Kopper, 37, is a native of New York's Long Island who attended Duke University and the London School of Economics.

Greg Whalley, former Enron President and Chief Operating Officer (resigned Jan. 28, 2002)
The Treasury Department disclosed that Enron President Lawrence "Greg" Whalley had "six to eight" conversations last fall with Treasury Undersecretary Peter Fisher, including one in which he asked Fisher to call Enron's lenders as they decided whether to extend credit to the company.

Whalley was president and chief operating officer of Enron Wholesale Services. He joined Enron in 1992. Whalley holds a bachelor's degree from The United States Military Academy and an MBA from the Stanford Graduate School of Business.

Jeffrey Skilling, former Enron Chief Executive Officer (resigned Aug. 14, 2001)
Senior Enron executives criticized former CEO Skilling about possible conflicts of interest in two partnerships he created with former Chief Financial Officer Andrew Fastow.
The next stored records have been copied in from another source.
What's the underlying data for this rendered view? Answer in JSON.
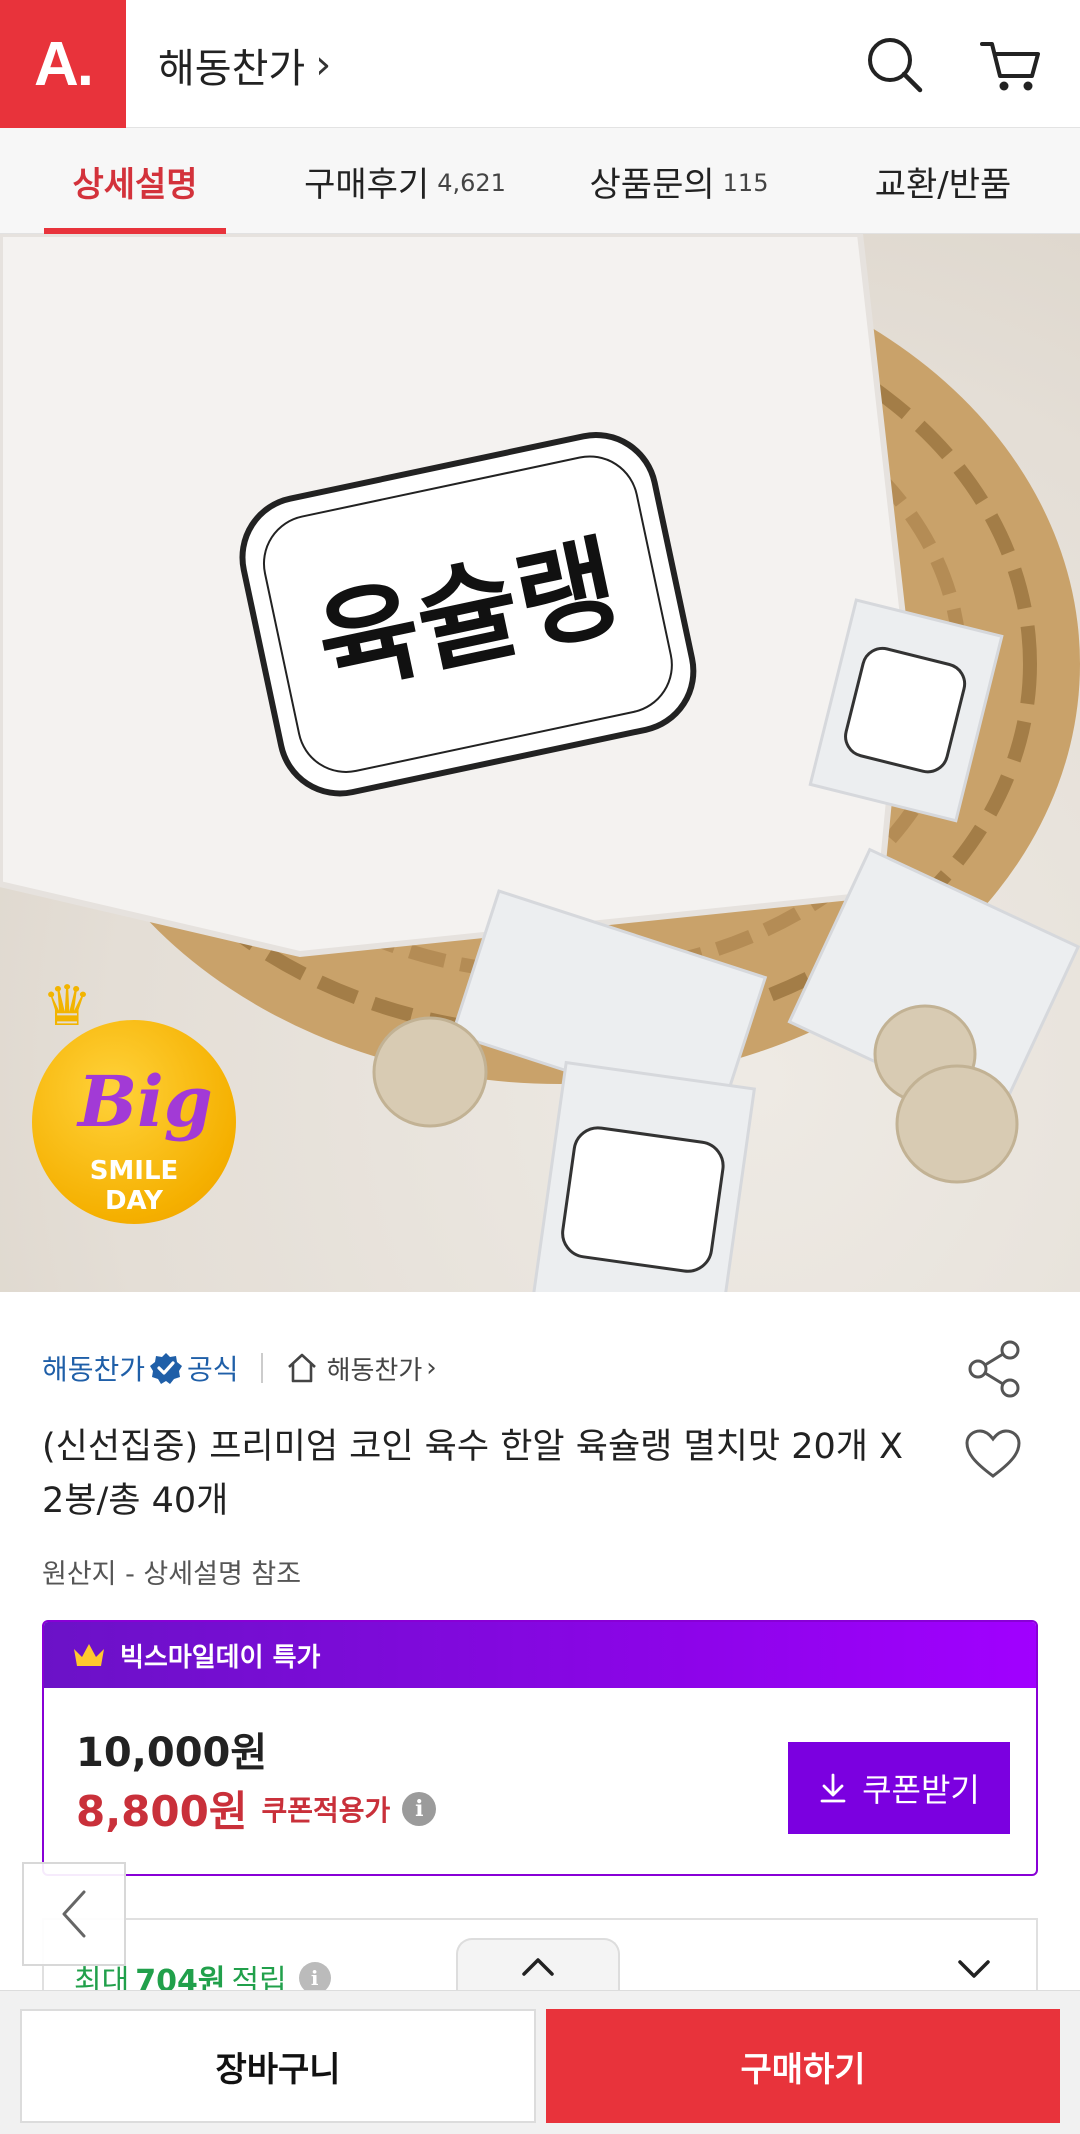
{
  "header": {
    "logo_text": "A.",
    "store_title": "해동찬가",
    "chevron": "›",
    "icons": [
      "search-icon",
      "cart-icon"
    ]
  },
  "tabs": [
    {
      "label": "상세설명",
      "count": ""
    },
    {
      "label": "구매후기",
      "count": "4,621"
    },
    {
      "label": "상품문의",
      "count": "115"
    },
    {
      "label": "교환/반품",
      "count": ""
    }
  ],
  "hero": {
    "badge_big": "Big",
    "badge_smile": "SMILE",
    "badge_day": "DAY",
    "bag_brand": "육슐랭",
    "colors": {
      "bag": "#f4f2f0",
      "basket": "#c9a26a",
      "tablet": "#d8cbb3"
    }
  },
  "store": {
    "name": "해동찬가",
    "official": "공식",
    "link": "해동찬가",
    "link_chevron": "›"
  },
  "product": {
    "title": "(신선집중) 프리미엄 코인 육수 한알 육슐랭 멸치맛 20개 X 2봉/총 40개",
    "origin": "원산지 - 상세설명 참조"
  },
  "price": {
    "promo_label": "빅스마일데이 특가",
    "original": "10,000원",
    "sale": "8,800원",
    "sale_label": "쿠폰적용가",
    "coupon_button": "쿠폰받기"
  },
  "reward": {
    "prefix": "최대",
    "amount": "704원",
    "suffix": "적립"
  },
  "bottom_bar": {
    "cart_label": "장바구니",
    "buy_label": "구매하기"
  },
  "colors": {
    "brand_red": "#e8333b",
    "promo_purple": "#7b00e0",
    "store_blue": "#1f5fa8",
    "reward_green": "#21a04b"
  }
}
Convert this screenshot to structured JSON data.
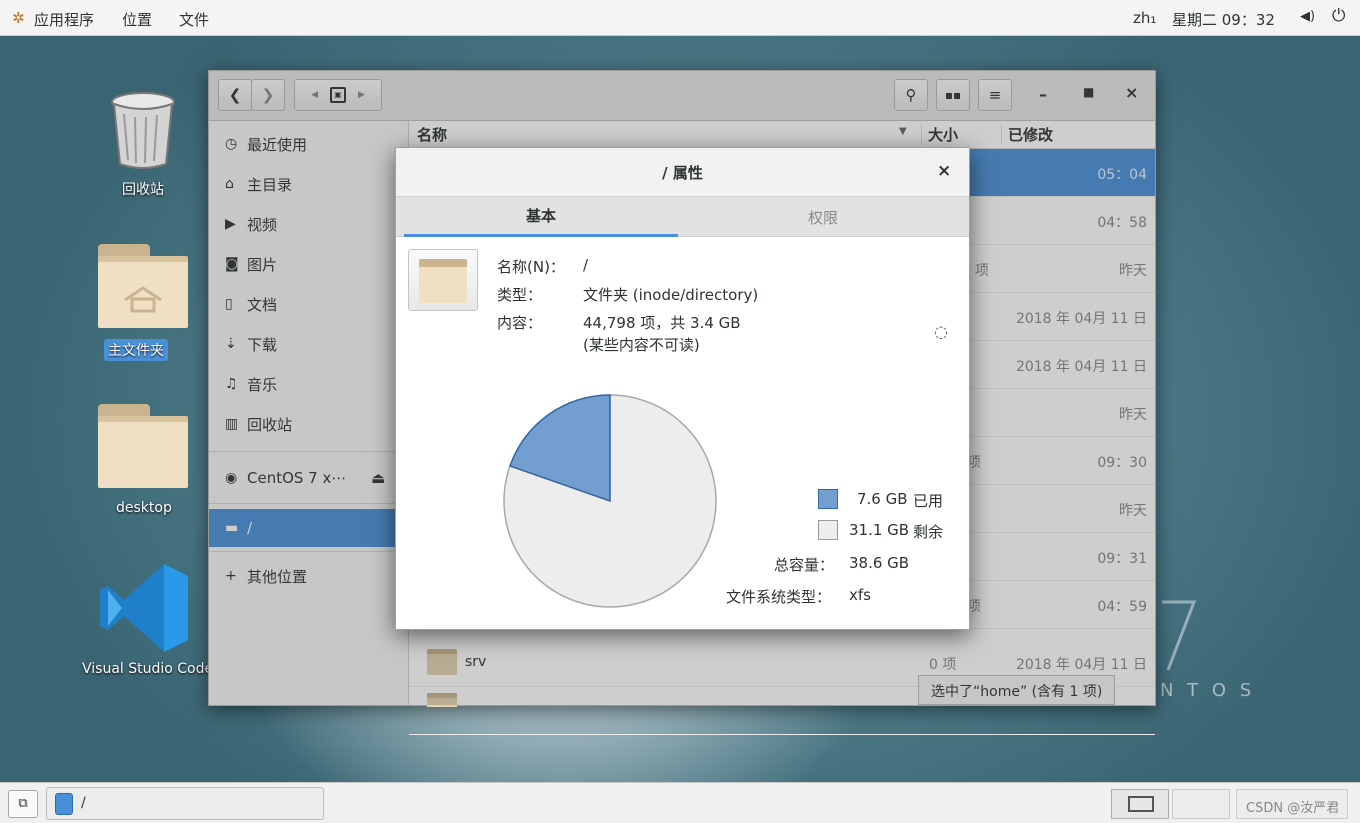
{
  "topbar": {
    "apps": "应用程序",
    "places": "位置",
    "files": "文件",
    "lang": "zh₁",
    "clock": "星期二 09：32"
  },
  "desktop": {
    "trash": "回收站",
    "home_folder": "主文件夹",
    "desktop_folder": "desktop",
    "vscode": "Visual Studio Code",
    "centos_watermark": "N T O S"
  },
  "sidebar": {
    "items": [
      {
        "label": "最近使用"
      },
      {
        "label": "主目录"
      },
      {
        "label": "视频"
      },
      {
        "label": "图片"
      },
      {
        "label": "文档"
      },
      {
        "label": "下载"
      },
      {
        "label": "音乐"
      },
      {
        "label": "回收站"
      },
      {
        "label": "CentOS 7 x⋯"
      },
      {
        "label": "/"
      },
      {
        "label": "其他位置"
      }
    ]
  },
  "list": {
    "col_name": "名称",
    "col_size": "大小",
    "col_modified": "已修改",
    "rows": [
      {
        "size": "",
        "modified": "05：04"
      },
      {
        "size": "",
        "modified": "04：58"
      },
      {
        "size": "项",
        "modified": "昨天"
      },
      {
        "size": "",
        "modified": "2018 年 04月 11 日"
      },
      {
        "size": "",
        "modified": "2018 年 04月 11 日"
      },
      {
        "size": "",
        "modified": "昨天"
      },
      {
        "size": "项",
        "modified": "09：30"
      },
      {
        "size": "",
        "modified": "昨天"
      },
      {
        "size": "",
        "modified": "09：31"
      },
      {
        "size": "项",
        "modified": "04：59"
      },
      {
        "name": "srv",
        "size": "0 项",
        "modified": "2018 年 04月 11 日"
      }
    ],
    "status": "选中了“home” (含有 1 项)"
  },
  "dialog": {
    "title": "/ 属性",
    "tab_basic": "基本",
    "tab_perm": "权限",
    "name_label": "名称(N)：",
    "name_value": "/",
    "type_label": "类型：",
    "type_value": "文件夹 (inode/directory)",
    "contents_label": "内容：",
    "contents_value": "44,798 项，共 3.4 GB",
    "contents_note": "(某些内容不可读)",
    "used_value": "7.6 GB",
    "used_label": "已用",
    "free_value": "31.1 GB",
    "free_label": "剩余",
    "total_label": "总容量：",
    "total_value": "38.6 GB",
    "fs_label": "文件系统类型：",
    "fs_value": "xfs"
  },
  "chart_data": {
    "type": "pie",
    "categories": [
      "已用",
      "剩余"
    ],
    "values": [
      7.6,
      31.1
    ],
    "colors": [
      "#729fcf",
      "#ededed"
    ]
  },
  "bottombar": {
    "window_title": "/",
    "watermark": "CSDN @汝严君"
  }
}
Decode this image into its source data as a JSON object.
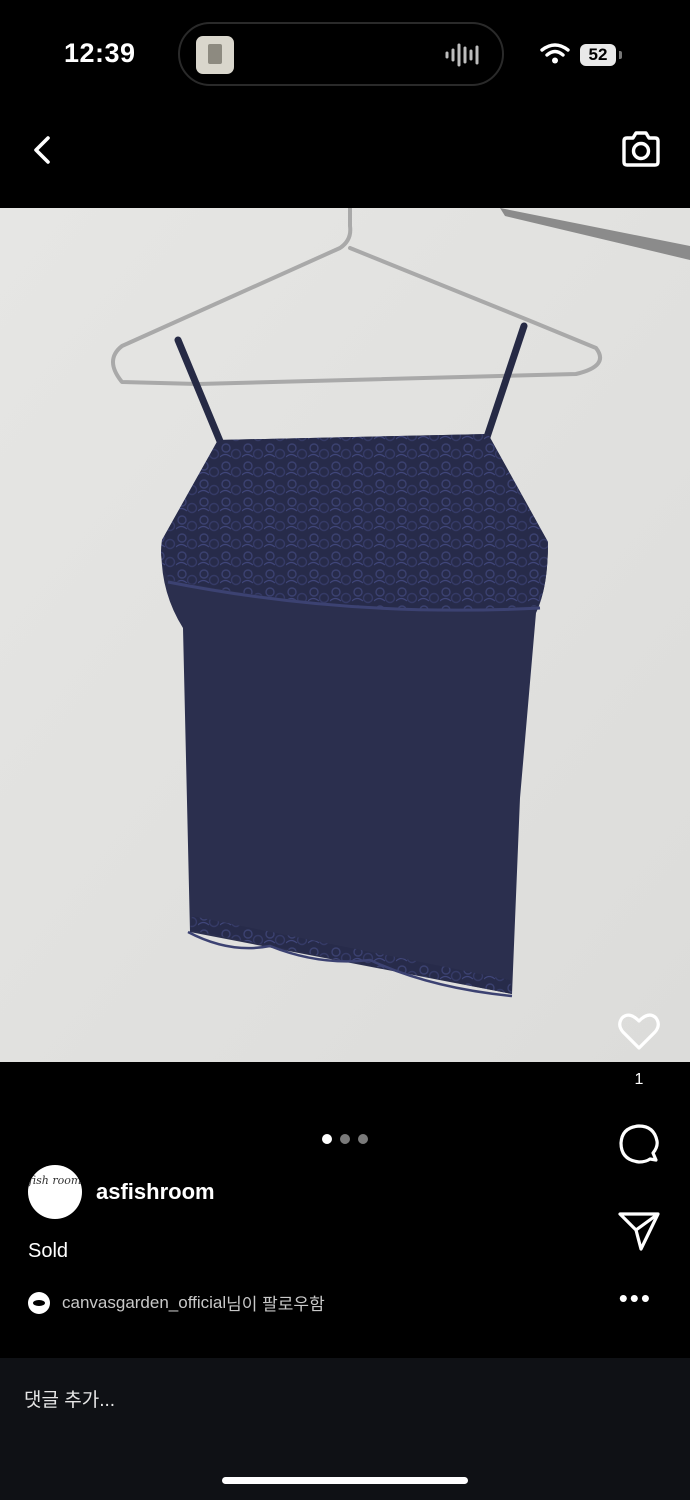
{
  "status_bar": {
    "time": "12:39",
    "battery": "52"
  },
  "nav": {
    "back_icon": "chevron-left-icon",
    "camera_icon": "camera-icon"
  },
  "post": {
    "like_count": "1",
    "carousel": {
      "count": 3,
      "active_index": 0
    },
    "author": {
      "username": "asfishroom",
      "avatar_text": "fish room"
    },
    "caption": "Sold",
    "follow_note": {
      "username": "canvasgarden_official",
      "suffix": "님이 팔로우함"
    }
  },
  "comment": {
    "placeholder": "댓글 추가..."
  },
  "colors": {
    "background": "#000000",
    "photo_wall": "#e4e4e2",
    "garment": "#2b2f4e"
  }
}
Jeffrey McMahon, then Enron's treasurer, was "highly vexed" about the conflicts, "complained mightily" and suggested a list of remedies.

Skilling served as the CEO of Enron for six months in 2001 before resigning for personal reasons. He joined Enron in 1990 after leading McKinsey & Company's energy and chemical consulting practices. He became president and COO in December 1996 and served on the company's board of directors

J. Clifford Baxter, former Enron Vice Chairman (resigned May 2, 2001)
Baxter's complaints about secret partnerships were cited in a letter to then-Chairman Kenneth L. Lay in August of 2001, by former Vice President Sherron Watkins.

Baxter was one of 29 former and current Enron executives and board members named as defendants in a federal lawsuit, after he sold 577,436 shares of Enron for $35.2 million before Enron's collapse.

Baxter resigned as vice chairman on May 2, 2001 and at the time was credited for helping build Enron's wholesale business. He was found shot to death in a car Jan. 15, 2002, in an apparent suicide.

Wendy L. Gramm, Enron Director
Gramm is on Enron's Board of Directors, serving on its audit committee, a key place where accounting problems could have been aired. Gramm is married to U.S. Sen. Phil Gramm (R-Tex.)

Before joining the Mercatus Center at George Mason University as the director of regulatory studies, Gramm served as chairman of the U.S. Commodity Futures Trading Commission from 1988-1993. She was administrator for information and regulatory affairs at the Office of Management and Budget from 1985-1988, the executive director of the Presidential Task Force on Regulatory Relief, and director of the Federal Trade Commission's Bureau of Economics.

Sherron Watkins, former Enron Vice President for Corporate Development
According to congressional investigators Watkins is the internal whistleblower who in August of 2001, more than two months before Enron disclosed it had overstated its profits and understated its debts, warned Kenneth L. Lay that the company might "implode in a wave of accounting scandals." Shortly after Enron Chief Executive Officer Jeffrey Skilling suddenly resigned. Watkins described "a veil of secrecy" around partnerships involving the energy-trading company's former chief financial officer, Andrew Fastow. Related Article

Arthur Andersen
The job of Arthur Andersen, one of the nation's largest accounting firms, was to make sure investors could rely on Enron's financial statements. But Andersen also was a major business partner-soliciting and selling millions in consulting services to Enron. Andersen was also responsible for some of Enron's internal bookkeeping, and some Andersen executives ended up taking jobs at Enron.

Arthur Andersen questioned Enron about debt transferred to partnerships.

Arthur Andersen fired lead Enron auditor David Duncan after learning that he ordered the shredding of documents related to the audit. An attorney for a former employee has alleged that Enron workers continued shredding documents as recently as the second week of January.

Led by then-chief executive Joseph F. Berardino, Arthur Andersen took its case public, saying it would take "all appropriate steps" to defend its integrity. Berardino also suggested that the company might stop selling consulting services to firms it audits. Barardino has since resigned from the firm.